From the slouchy fit to the subtle denim panel, this not-so-basic T-shirt ticks all my boxes.
Shoutouts
I gave a talk on how I practice a daily writing habit to Compound Writing today and it was a thrill. Thanks to Stew Fortier for hosting me and the writers who made me feel at home. I’m also grateful to Rand Leeb-du Toit and Evan Armstrong for sharing my Clubhouse essay in their newsletters this week.
From The Archive
“The era of worker obsession” (published 3/17/20) — Amazon CEO Jeff Bezos pioneered the idea of relentless “customer obsession” as a key to business success. But as COVID-19 morphed into both a generational pandemic and the biggest news story of the year, reporting revealed that this consumer-focused approach often compromises the well-being of the workers who pick, pack, ship, and deliver Amazon’s inventory:
Strip away the founder idolatry that Americans possess for white men like Bezos, Facebook CEO Mark Zuckerberg and Apple founder Steve Jobs and we’d be able to call “customer obsession” what it really is: A business strategy for maximizing profit by giving consumers as many opportunities to give companies their money.

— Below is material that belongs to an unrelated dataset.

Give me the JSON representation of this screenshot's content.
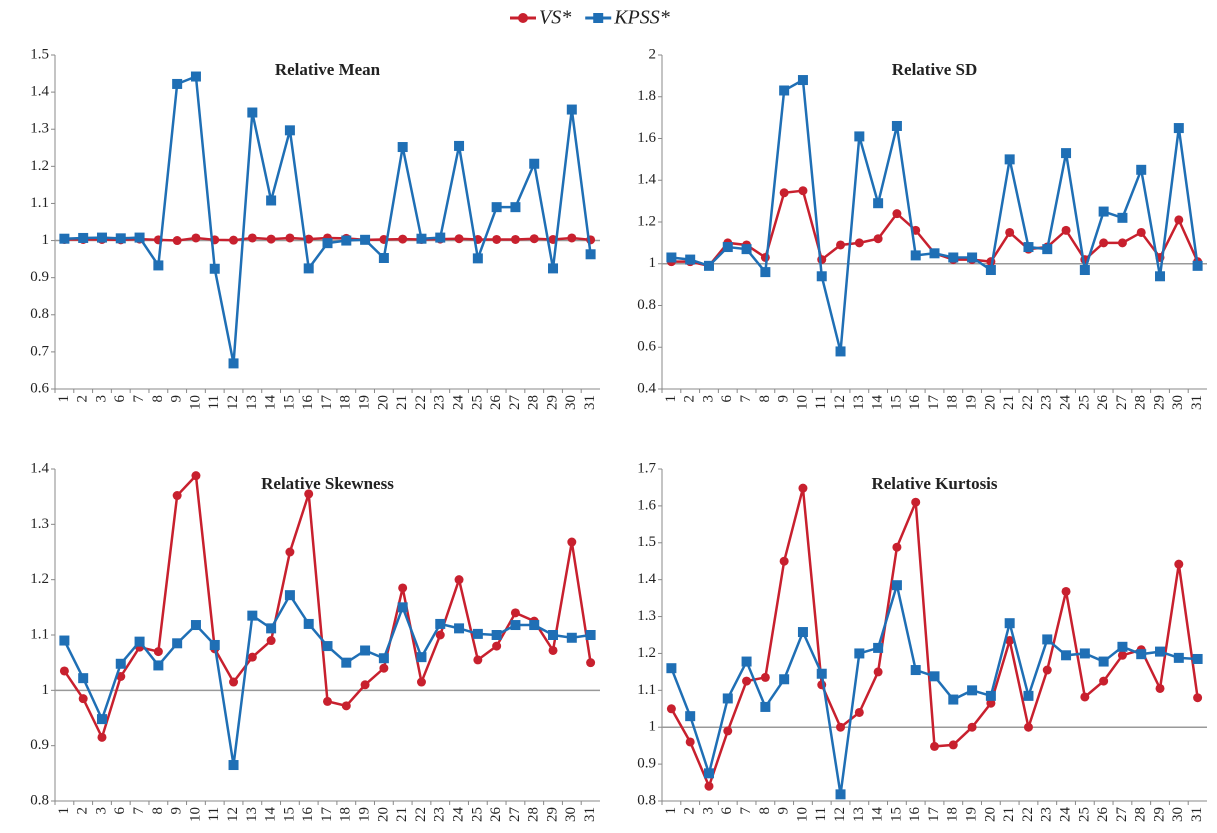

Executives and shareholders love “customer obsession” because it generates revenue that can be returned to them as value. Consumers love “customer obsession” because it’s turned convenience from a luxury into a commodity for their benefit — never mind the cost to workers — many of whom are classified as independent contractors and exploited by companies like Amazon due to their lack of employee protections. But our society views workers who organize in favor of living wages, safe working conditions and employee benefits as ungrateful and entitled greed mongers who should find another job if they don’t like their current one.
Among my many hopes for a safe and swift domestic and international recovery from the coronavirus is one that ushers us into an era of “worker obsession.”